The problem is her short-term memory.

She forgot where she parked her car at the mall so many times, she now relies on valet parking. She ordered the same gift basket twice in the same day for the same friend. She didn't remember to open the garage door one morning and backed her car into it.

She bought a Christmas present for Greg six months ago and told a friend where she hid it - and it's a good thing because Laura forgot.

Hope in science

Laura doesn't think about one day waking up and not knowing the most important people in her life, her husband, their children, her two sisters. She doesn't think about dying young. She knows that could happen.

"I don't worry," she said. "I do get frustrated. But as healthy as I am now and with all the research going on, I believe there's a real opportunity to see, if not a cure, some real scientific advances."

She hopes to keep remembering until science catches up to her.

She believes science will catch up with her.

Laura is trying to keep her brain active, trying to slow down her Alzheimer's. She takes Aricept and Namenda, which can help delay or prevent symptoms from getting worse for a time. She works on jigsaw puzzles and sews needlepoint. She writes a blog. She takes water aerobics classes. She naps every afternoon. She eats healthy food. She drinks green tea. She tries to remember all she has to do today without thinking about tomorrow.

"I love the way Laura is approaching it," said her sister, Mary Hartley, who lives in Pittsburgh. "She has today and she's thoroughly enjoying it. It's wonderful to see that Laura, because the other Laura was always so driven."

A spouse's journey

Greg now pays the bills and remembers birthdays and files insurance claims and plans dinner parties and takes care of all the other chores Laura once handled so effortlessly. He lost 40 pounds, to be in better health to care for her. They updated their wills and took care of other legal matters.
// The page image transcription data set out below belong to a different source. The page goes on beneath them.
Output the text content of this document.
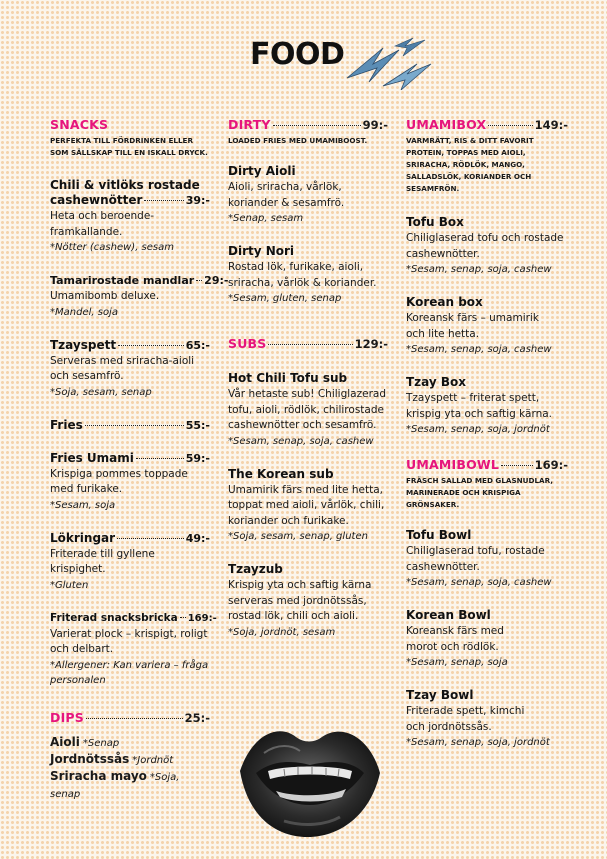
FOOD
SNACKS
PERFEKTA TILL FÖRDRINKEN ELLER SOM SÄLLSKAP TILL EN ISKALL DRYCK.
Chili & vitlöks rostade
cashewnötter	39:-
Heta och beroende-framkallande.
*Nötter (cashew), sesam
Tamarirostade mandlar 29:-
Umamibomb deluxe.
*Mandel, soja
Tzayspett	65:-
Serveras med sriracha-aioli och sesamfrö.
*Soja, sesam, senap
Fries	55:-
Fries Umami	59:-
Krispiga pommes toppade med furikake.
*Sesam, soja
Lökringar	49:-
Friterade till gyllene krispighet.
*Gluten
Friterad snacksbricka 169:-
Varierat plock – krispigt, roligt och delbart.
*Allergener: Kan variera – fråga personalen
DIPS	25:-
Aioli *Senap
Jordnötssås *Jordnöt
Sriracha mayo *Soja, senap
DIRTY	99:-
LOADED FRIES MED UMAMIBOOST.
Dirty Aioli
Aioli, sriracha, vårlök, koriander & sesamfrö.
*Senap, sesam
Dirty Nori
Rostad lök, furikake, aioli, sriracha, vårlök & koriander.
*Sesam, gluten, senap
SUBS	129:-
Hot Chili Tofu sub
Vår hetaste sub! Chiliglazerad tofu, aioli, rödlök, chilirostade cashewnötter och sesamfrö.
*Sesam, senap, soja, cashew
The Korean sub
Umamirik färs med lite hetta, toppat med aioli, vårlök, chili, koriander och furikake.
*Soja, sesam, senap, gluten
Tzayzub
Krispig yta och saftig kärna serveras med jordnötssås, rostad lök, chili och aioli.
*Soja, jordnöt, sesam
UMAMIBOX	149:-
VARMRÄTT, RIS & DITT FAVORIT PROTEIN, TOPPAS MED AIOLI, SRIRACHA, RÖDLÖK, MANGO, SALLADSLÖK, KORIANDER OCH SESAMFRÖN.
Tofu Box
Chiliglaserad tofu och rostade cashewnötter.
*Sesam, senap, soja, cashew
Korean box
Koreansk färs – umamirik och lite hetta.
*Sesam, senap, soja, cashew
Tzay Box
Tzayspett – friterat spett, krispig yta och saftig kärna.
*Sesam, senap, soja, jordnöt
UMAMIBOWL	169:-
FRÄSCH SALLAD MED GLASNUDLAR, MARINERADE OCH KRISPIGA GRÖNSAKER.
Tofu Bowl
Chiliglaserad tofu, rostade cashewnötter.
*Sesam, senap, soja, cashew
Korean Bowl
Koreansk färs med morot och rödlök.
*Sesam, senap, soja
Tzay Bowl
Friterade spett, kimchi och jordnötssås.
*Sesam, senap, soja, jordnöt
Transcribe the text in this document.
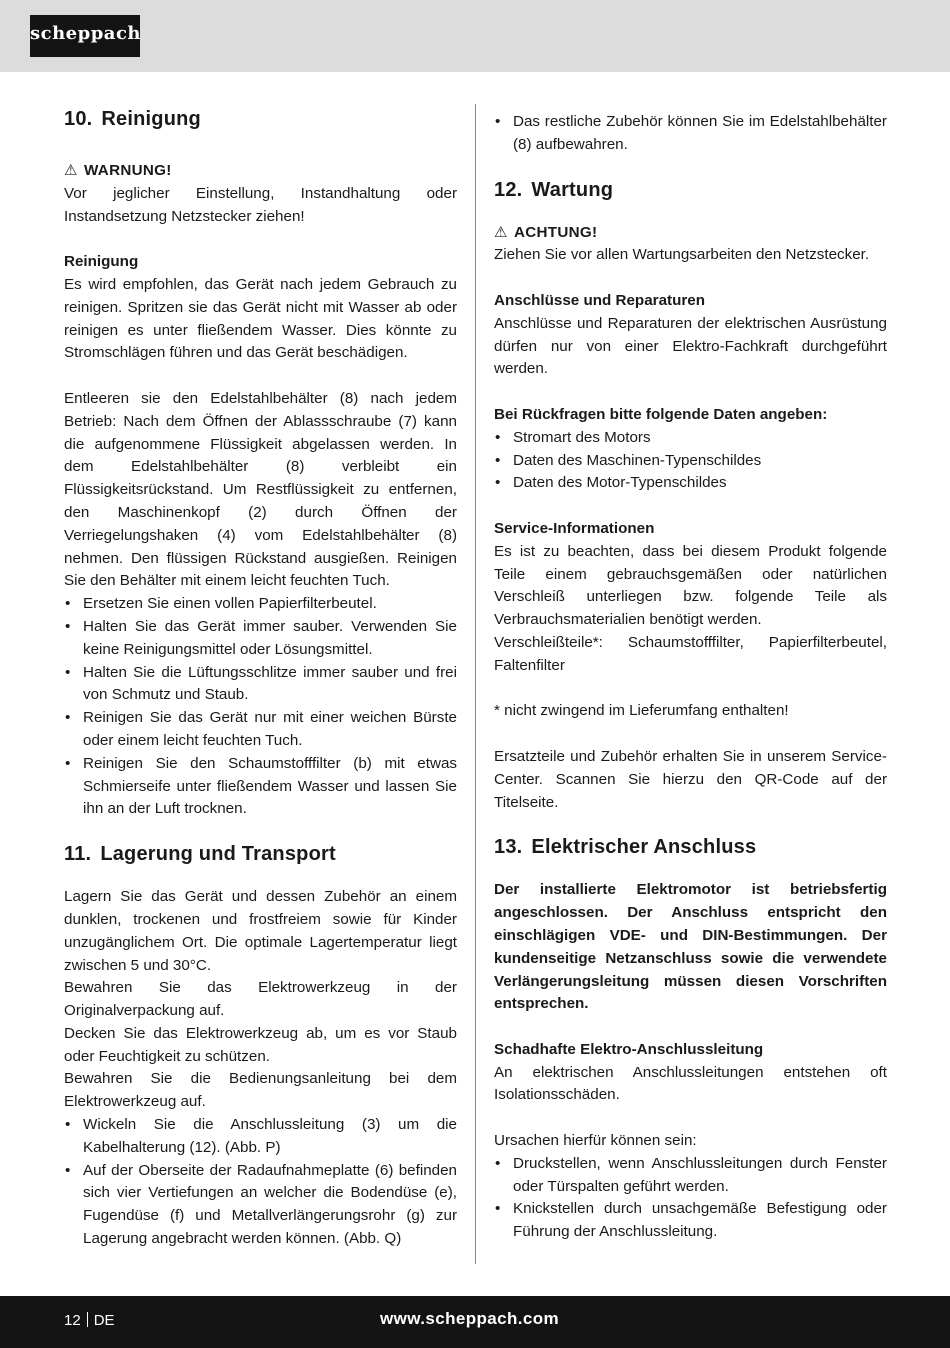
scheppach
10. Reinigung
⚠ WARNUNG!

Vor jeglicher Einstellung, Instandhaltung oder Instandsetzung Netzstecker ziehen!

Reinigung

Es wird empfohlen, das Gerät nach jedem Gebrauch zu reinigen. Spritzen sie das Gerät nicht mit Wasser ab oder reinigen es unter fließendem Wasser. Dies könnte zu Stromschlägen führen und das Gerät beschädigen.

Entleeren sie den Edelstahlbehälter (8) nach jedem Betrieb: Nach dem Öffnen der Ablassschraube (7) kann die aufgenommene Flüssigkeit abgelassen werden. In dem Edelstahlbehälter (8) verbleibt ein Flüssigkeitsrückstand. Um Restflüssigkeit zu entfernen, den Maschinenkopf (2) durch Öffnen der Verriegelungshaken (4) vom Edelstahlbehälter (8) nehmen. Den flüssigen Rückstand ausgießen. Reinigen Sie den Behälter mit einem leicht feuchten Tuch.

• Ersetzen Sie einen vollen Papierfilterbeutel.
• Halten Sie das Gerät immer sauber. Verwenden Sie keine Reinigungsmittel oder Lösungsmittel.
• Halten Sie die Lüftungsschlitze immer sauber und frei von Schmutz und Staub.
• Reinigen Sie das Gerät nur mit einer weichen Bürste oder einem leicht feuchten Tuch.
• Reinigen Sie den Schaumstofffilter (b) mit etwas Schmierseife unter fließendem Wasser und lassen Sie ihn an der Luft trocknen.
11. Lagerung und Transport

Lagern Sie das Gerät und dessen Zubehör an einem dunklen, trockenen und frostfreiem sowie für Kinder unzugänglichem Ort. Die optimale Lagertemperatur liegt zwischen 5 und 30°C.

Bewahren Sie das Elektrowerkzeug in der Originalverpackung auf.

Decken Sie das Elektrowerkzeug ab, um es vor Staub oder Feuchtigkeit zu schützen.

Bewahren Sie die Bedienungsanleitung bei dem Elektrowerkzeug auf.

• Wickeln Sie die Anschlussleitung (3) um die Kabelhalterung (12). (Abb. P)
• Auf der Oberseite der Radaufnahmeplatte (6) befinden sich vier Vertiefungen an welcher die Bodendüse (e), Fugendüse (f) und Metallverlängerungsrohr (g) zur Lagerung angebracht werden können. (Abb. Q)
• Das restliche Zubehör können Sie im Edelstahlbehälter (8) aufbewahren.
12. Wartung
⚠ ACHTUNG!

Ziehen Sie vor allen Wartungsarbeiten den Netzstecker.

Anschlüsse und Reparaturen

Anschlüsse und Reparaturen der elektrischen Ausrüstung dürfen nur von einer Elektro-Fachkraft durchgeführt werden.

Bei Rückfragen bitte folgende Daten angeben:

• Stromart des Motors
• Daten des Maschinen-Typenschildes
• Daten des Motor-Typenschildes

Service-Informationen

Es ist zu beachten, dass bei diesem Produkt folgende Teile einem gebrauchsgemäßen oder natürlichen Verschleiß unterliegen bzw. folgende Teile als Verbrauchsmaterialien benötigt werden.

Verschleißteile*: Schaumstofffilter, Papierfilterbeutel, Faltenfilter

* nicht zwingend im Lieferumfang enthalten!

Ersatzteile und Zubehör erhalten Sie in unserem Service-Center. Scannen Sie hierzu den QR-Code auf der Titelseite.

13. Elektrischer Anschluss

Der installierte Elektromotor ist betriebsfertig angeschlossen. Der Anschluss entspricht den einschlägigen VDE- und DIN-Bestimmungen. Der kundenseitige Netzanschluss sowie die verwendete Verlängerungsleitung müssen diesen Vorschriften entsprechen.

Schadhafte Elektro-Anschlussleitung

An elektrischen Anschlussleitungen entstehen oft Isolationsschäden.

Ursachen hierfür können sein:

• Druckstellen, wenn Anschlussleitungen durch Fenster oder Türspalten geführt werden.
• Knickstellen durch unsachgemäße Befestigung oder Führung der Anschlussleitung.
12 DE	www.scheppach.com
Laura remains self-sufficient enough that Greg goes off to work as usual to Red Moon Marketing, where he is senior vice president. She has a "husband-approved driving zone," from their house west to the Harris YMCA and north to the Cotswold Harris Teeter.

When Greg gets back at night, Laura has a home-cooked meal waiting. That's the new Laura. The old Laura served takeout.

"On my best days, I feel so grateful for the 30-some years Laura and I have been together," Greg said.

"Other days, I say, 'Why me? Why us? Why at such a young age? Why Laura?'"

The hardest question is always: "What am I going to do without my partner and the love of my life?"

That is why Greg, like Laura, tries not surrender to fears about tomorrow. As best he can, he lives with her in the moment. Because, for today at least, she is still Laura.